R Lang & Associates


          HOME                      ABOUT                      SPACE & AVIATION                     MEDICAL SCIENCE




 The Internet, Web Content, and Invisible Cyberspace
(What Makes the Internet Safe ?)

06-28-16

Those serving the internet, which consists of providing websites and email to the vast number of users of the world-wide-web, agree that it has experienced mid-life growing pains, observing a toll over the years since its inception of the 1990s.

The means to service your own website and email can be tied-up in such issues as equal rights and discrimination.  Since equality and fairness have been established for such issues as consumerism and freedom of speech, how does it follow in the course of history for the invention and evolution of something called the Internet ?

A general consensus agrees that it is most likely internet content.  But web content, or web publishing, could be covered by the free speech clause of a constitution.  Free speech has been granted in such venues, for example, as newspaper writing and although news content may conflict with another individual, it is thought to resolve on its own grounds.  For example, a news item of conflict can be handled by printing an extraction or by writing another news article to counter the negative effects of the former.

Web publishing can thought to be handled in a similar manner.  But it may be considered even less controversial.

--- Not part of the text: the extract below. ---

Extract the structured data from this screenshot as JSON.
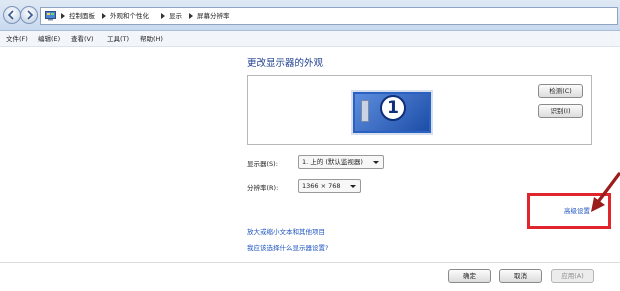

Web sites are generally not created at the public.  You must somehow be imparted the URL (Universal Resource Locator) or have done a search yourself to locate a website.  Any given web site is not nominally exposed to the public and therefore is not considered forced content.  A user must have fore-knowledge, or imparted by someone, a website URL and type it into the browser himself to locate the website.  Otherwise, it remains invisible in cyberspace.  Compare this to a newsstand with the headlines of printed media blaring its message to a passerby. 

Take another example, which considers the opinion of which businesses are the proper or right exposure to a given individual.  If you were to stroll down a business avenue, you will see the “store fronts” of all the businesses either to your liking or disliking.  Someone may humorously remark that you must “wear blinders” when walking down a particular business avenue (insinuating a distaste for its venue).  But this does not exist in the “world of the Internet”.  There are no store-fronts to be seen.  This is because it is all invisible to us (invisible cyberspace).  Other than how one may set the default page of their browser - which can be set as blank – there are no storefronts to be seen.  It requires conscious action to begin a browsing session.

But there is even more to safeguard the use of the internet.  Any website can be literally blocked by the utility tools of a current day browser.  These even include “wild-card” features to block a complete set of domains, such as anysite.*   Further, the internet is continuously monitored by certain watch groups, namely the group of ISPs (Internet Service Providers) who provide the internet connection, the FCC, and even specialty groups such as Google.  To complete the security of the internet, it is considered up to every individual to report unacceptable or inappropriate content as believed necessary.